Timing is Everything: New Study Ties Timing of Texts to Youth Alcohol Consumption

May 22, 2023 • News

Happy Friends Taking A Group Selfie At Pub

Dr. Dana Litt and Project PATH research team, using data from a R01 grant funded by NIAAA and led by Dr. Melissa Lewis, have found that adolescents and young adults are more willing to share alcohol-related content via text messages than on social media and that certain patterns of text-messaging behavior are more associated with drinking than others. Notably, this is the first study to examine both the associations between timing and frequency of text message communication and self-reported alcohol use.

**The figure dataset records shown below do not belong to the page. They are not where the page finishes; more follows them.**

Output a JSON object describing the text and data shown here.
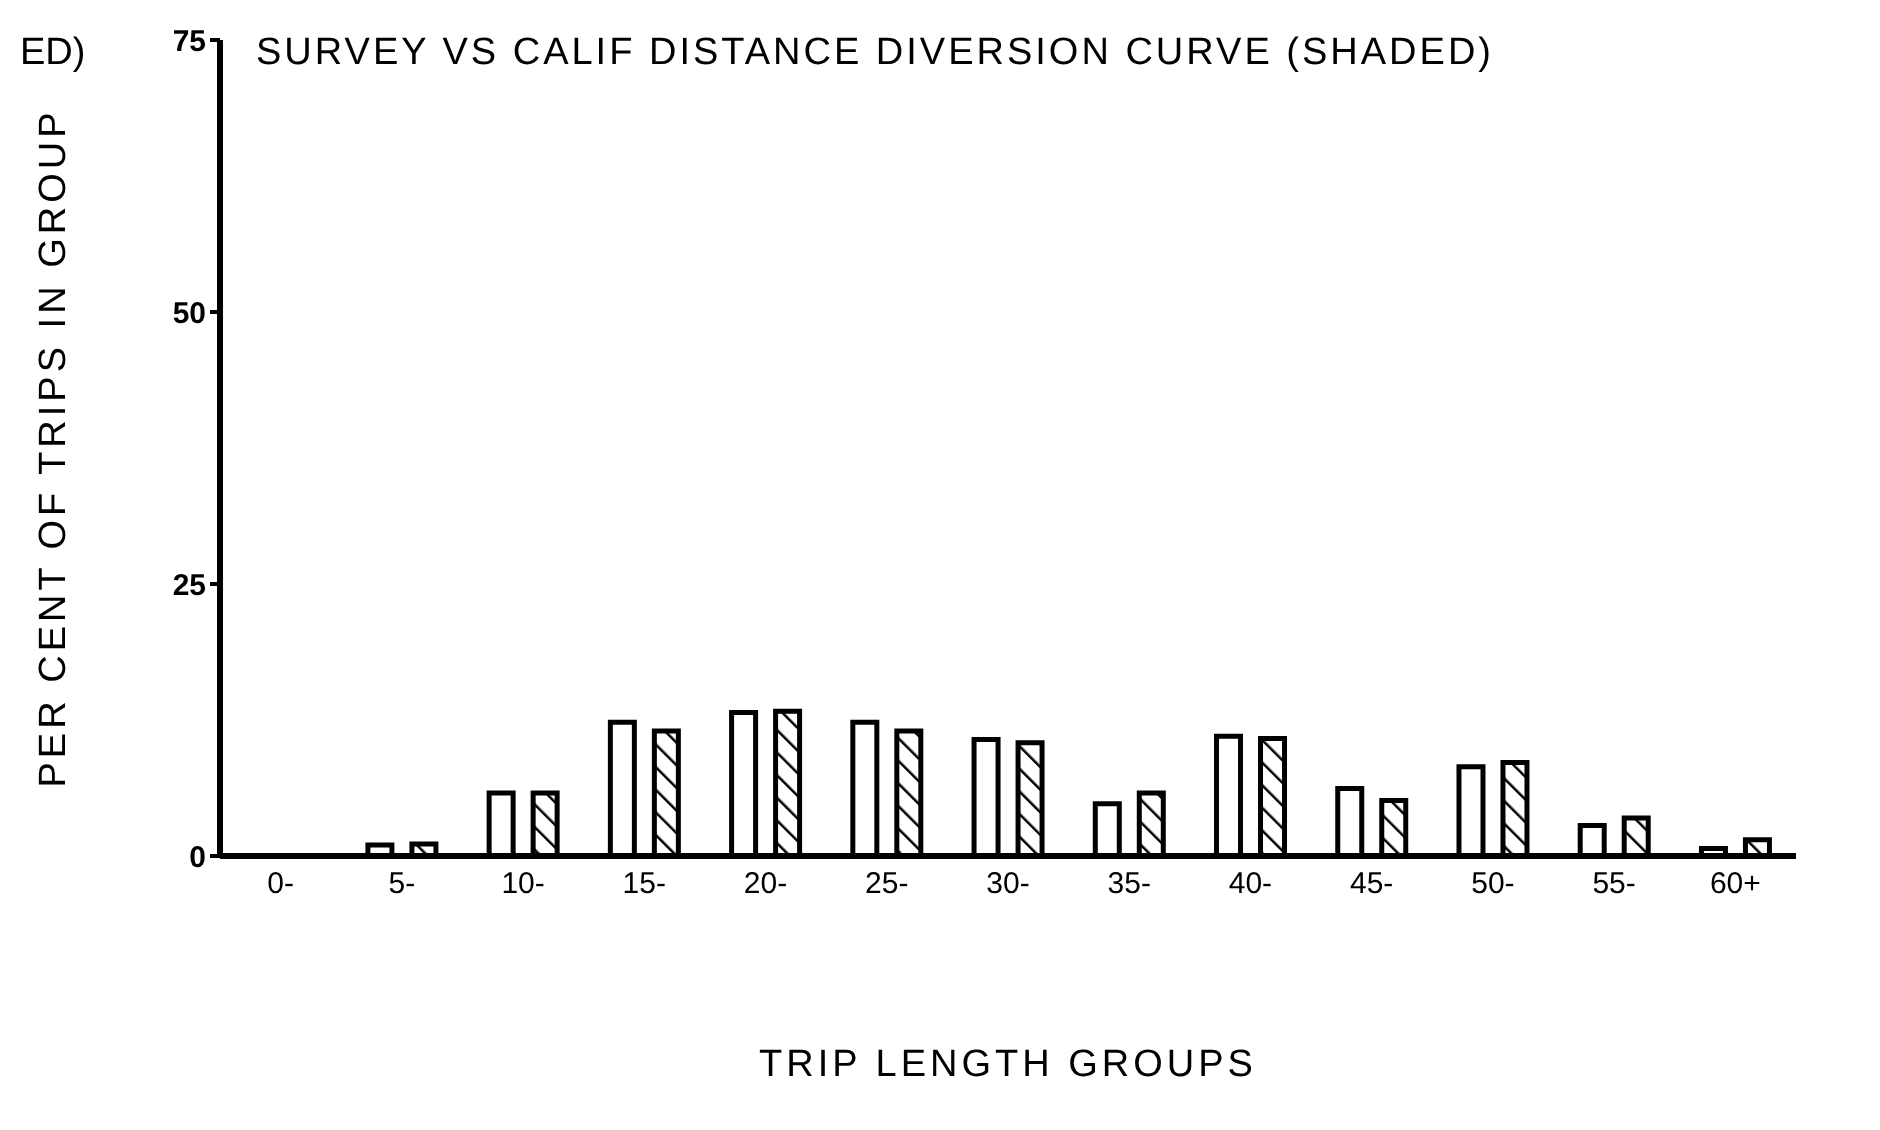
{
  "chart_data": {
    "type": "bar",
    "title": "SURVEY VS CALIF DISTANCE DIVERSION CURVE (SHADED)",
    "xlabel": "TRIP LENGTH GROUPS",
    "ylabel": "PER CENT OF TRIPS IN GROUP",
    "annotations": [
      "ED)"
    ],
    "categories": [
      "0-",
      "5-",
      "10-",
      "15-",
      "20-",
      "25-",
      "30-",
      "35-",
      "40-",
      "45-",
      "50-",
      "55-",
      "60+"
    ],
    "series": [
      {
        "color": "#ffffff",
        "values": [
          0,
          1.0,
          5.8,
          12.3,
          13.2,
          12.3,
          10.7,
          4.8,
          11.0,
          6.2,
          8.2,
          2.8,
          0.7
        ]
      },
      {
        "color": "#000000",
        "values": [
          0,
          1.1,
          5.8,
          11.5,
          13.3,
          11.5,
          10.4,
          5.8,
          10.8,
          5.1,
          8.6,
          3.5,
          1.5
        ]
      }
    ],
    "ylim": [
      0,
      75
    ],
    "yticks": [
      0,
      25,
      50,
      75
    ],
    "grid": false,
    "legend": false
  }
}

Results showed that participants who sent and received more alcohol-related text messages before and during drinking reported greater levels of alcohol consumption compared to those who did so less frequently during those specific windows of time. Interestingly, texting after drinking did not have a significant association with alcohol use. This suggests that texting behavior before and during drinking occasions may be an important indicator of increased risk for heavy alcohol use. Understanding the frequency and timing of alcohol-related text messaging among adolescents and young adults may provide insights into alcohol consumption patterns and warrants further research. Specifically, the study highlights the need for continued research to better understand the associations between text messaging and other forms of communication and alcohol use and related outcomes. The findings from this study have important implications for public health, particularly in terms of developing interventions and strategies to reduce risky alcohol use among adolescents and young adults.

Group Of Young Adult Friends Using Smartphones In The Subway

In addition, the fact that a large percentage of participants reported being willing to send alcohol-related text messages that they would not share on social media, which has more commonly been examined as an important digital media associated with alcohol use, underscores the need for targeted interventions that focus on a broad range of digital communication, including text messaging platforms. By understanding the frequency and timing of alcohol-related text messaging, public health officials and healthcare providers can better tailor prevention and intervention efforts to meet the needs of this population. These findings also highlight the potential for targeted digital interventions, such as personalized messaging campaigns, social media messaging, and other forms of digital communication, to encourage safer drinking practices among this population.

Overall, this study provides important new insights into the role of text messaging in alcohol-related behaviors and highlights the potential for targeted digital interventions to reduce risky alcohol use and its negative consequences among adolescents and young adults.